The Family is a Pubis: Motoyuki Daifu and Tokyo

One of the entries in this years ‘Consumption’ themed Fifth Prix Prictet Photography Award was Motoyuki Daifu, a young photographer born in 1985 in the Bubble Economy of Tokyo and now living in Yokohama with his family.

Alongside other shortlisted artists — Adam Bartos, Rineke Dijkstra, Mishka Henner, Boris Mikhailov, Hong Hao, Juan Fernandeo Herran, Ahbraham Oghobase, Allan Sekula and Michael Schmidt — Daifu’s Project Family placed his own family placed at the centre of a universal image of domesticity and consumption.

“Tokyo is an important city for me…”

In a world of plastic products, the ‘age of business’ as Boris Mikhailov explains takes place as much at the supermarket as it does at home or in the office. His “search of formal solutions to translate this monotony of everyday life” is his response to the current social and political situation. Daifu’s search though is less deliberate and more informal, preserving the daily chaos seen from across the dinner table, as if pulled straight from Peter Greenaway’s film The Cook, The Thief, His Wife & Her Lover — a camouflage of apples, oranges, pineapples taking a showers, cellophane wrap and table cloth.

Seen in relation to other Japanese photographers, like the semi-autobiographical work of Nobuyoshi Araki, the question remains whether these are images of an extremely talented art-director in-the-making?
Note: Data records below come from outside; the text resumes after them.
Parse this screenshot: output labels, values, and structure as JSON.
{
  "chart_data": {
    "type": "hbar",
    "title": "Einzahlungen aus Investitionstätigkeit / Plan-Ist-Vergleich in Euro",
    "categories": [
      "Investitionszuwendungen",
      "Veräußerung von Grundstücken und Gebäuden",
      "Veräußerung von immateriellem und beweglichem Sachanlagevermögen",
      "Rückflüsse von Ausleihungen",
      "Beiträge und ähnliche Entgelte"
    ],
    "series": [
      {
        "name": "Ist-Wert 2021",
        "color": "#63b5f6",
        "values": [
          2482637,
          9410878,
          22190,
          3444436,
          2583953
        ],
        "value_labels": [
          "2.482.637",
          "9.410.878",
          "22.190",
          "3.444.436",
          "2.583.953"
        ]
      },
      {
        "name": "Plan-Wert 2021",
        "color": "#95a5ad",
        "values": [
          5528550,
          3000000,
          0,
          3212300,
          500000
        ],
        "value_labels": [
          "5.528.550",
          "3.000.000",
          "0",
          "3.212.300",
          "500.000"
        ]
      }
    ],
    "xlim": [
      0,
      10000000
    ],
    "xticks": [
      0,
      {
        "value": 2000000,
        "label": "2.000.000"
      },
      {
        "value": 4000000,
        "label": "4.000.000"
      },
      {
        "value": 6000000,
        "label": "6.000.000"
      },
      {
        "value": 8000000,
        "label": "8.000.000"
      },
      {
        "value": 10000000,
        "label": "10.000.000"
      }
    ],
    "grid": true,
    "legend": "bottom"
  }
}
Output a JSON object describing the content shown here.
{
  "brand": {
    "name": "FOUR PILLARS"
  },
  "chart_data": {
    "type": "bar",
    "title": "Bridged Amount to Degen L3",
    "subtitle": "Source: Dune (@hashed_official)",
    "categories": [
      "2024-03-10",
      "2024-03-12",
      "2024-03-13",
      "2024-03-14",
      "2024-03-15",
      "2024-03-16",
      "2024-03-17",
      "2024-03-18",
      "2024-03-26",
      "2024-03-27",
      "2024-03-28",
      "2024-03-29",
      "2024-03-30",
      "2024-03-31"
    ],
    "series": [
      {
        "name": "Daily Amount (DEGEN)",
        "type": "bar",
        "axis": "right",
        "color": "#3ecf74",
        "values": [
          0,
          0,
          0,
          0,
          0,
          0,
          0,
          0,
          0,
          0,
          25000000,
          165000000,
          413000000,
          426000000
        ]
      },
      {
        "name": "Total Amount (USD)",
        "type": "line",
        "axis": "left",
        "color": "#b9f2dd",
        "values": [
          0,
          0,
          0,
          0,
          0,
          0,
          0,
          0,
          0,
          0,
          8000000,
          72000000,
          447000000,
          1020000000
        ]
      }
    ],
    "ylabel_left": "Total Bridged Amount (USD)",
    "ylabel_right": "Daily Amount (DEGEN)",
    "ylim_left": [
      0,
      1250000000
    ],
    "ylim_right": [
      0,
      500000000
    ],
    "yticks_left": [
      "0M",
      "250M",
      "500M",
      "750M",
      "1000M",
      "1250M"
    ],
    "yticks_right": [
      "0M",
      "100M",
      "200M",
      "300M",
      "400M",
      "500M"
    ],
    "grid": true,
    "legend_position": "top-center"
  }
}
Like Araki however, whats truth or not is of little importance. Photography is no longer a thing unto itself but a way of expressing the consequence of Daifu’s life in a city that places little importance on specific reproduction.

“I was born in Tokyo and I have been living in the vicinity of Tokyo for 28 years. My work is a consequence of my experience of life here (sic) and if I were to live in a different city, I would definitely produce very different work.” 

Daifu is a hopeless romantic. The family is a Pubis, so I cover it in pretty panties from which Project Family and Still Life both feature, unflinchingly shows a typical family. Tokyo is the backdrop, along with the kitchen table, the constant distraction, lack of privacy and general lack of space. He’s celebrating Tokyo while laughing at it.

The truth is, Daifu’s equipped with a great sense of humour and compassion, one aimed squarely at loved ones; Ex-girlfriends; Siblings; Parents and in particular his mother. While at his brother is seen lying head on table next to remains of half-eaten fish bearing the same boss-eyed expression, his mother is reimagined in spectacular form, with a little help from friend and collaborator Ken Kagami. Their matriarchal vision is tongue-in-cheek yet undeniably respectful.

Vice Magazine’s Global Photo Collaborations (2013), saw Ken become Daifu’s model wearing the face of Daifu’s mother as a mask, after he proposed they collaborate. Without any explicit instruction of what to wear like they both created an amalgamation neither male or female but with hints of both. ‘Gari-Gari-Kun’ popsicle wrappers covered both nipples over a see-through raincoat. “Pear flavoured. Perfect for the summer” . Despite being November, their only regret was not choosing a different flavour. This probably doesn’t make a great deal of sense but, seen in context, this hardly matters. Initially the image of his mother in the future as homeless lent their piece the title of “FUTURE MOM”. Unconsciously Ken went along with it, stuffing his belly with old clothes and pushing a found trolley.

“As long as I live in Tokyo and am a Japanese photographer, Tokyo will remain an important place, full of a particular meaning.”

His success to date has been unorthodox to say the least, even by foreign standards. Gallery representation has been a very recent event. He’s part of the collaborative group SPACE CADET, a group of artists self-propelling in charge of their own shows and events and no doubt bound for greatness. Before being represented, he was published (Lovesody, Little Big Man, 2012), exhibited in New York at Lombard Freid Projects (2012) and this summer exhibits at Little Big Man Gallery in LA.

With further shows in Tokyo planned for later this year along with an appearance at Frieze London, the demand for Daifu’s very Japanese and Tokyo-centric  perspective will see him do great things. Its appeal is in how confounding this life seems to be but one we can all relate to in some small definable way.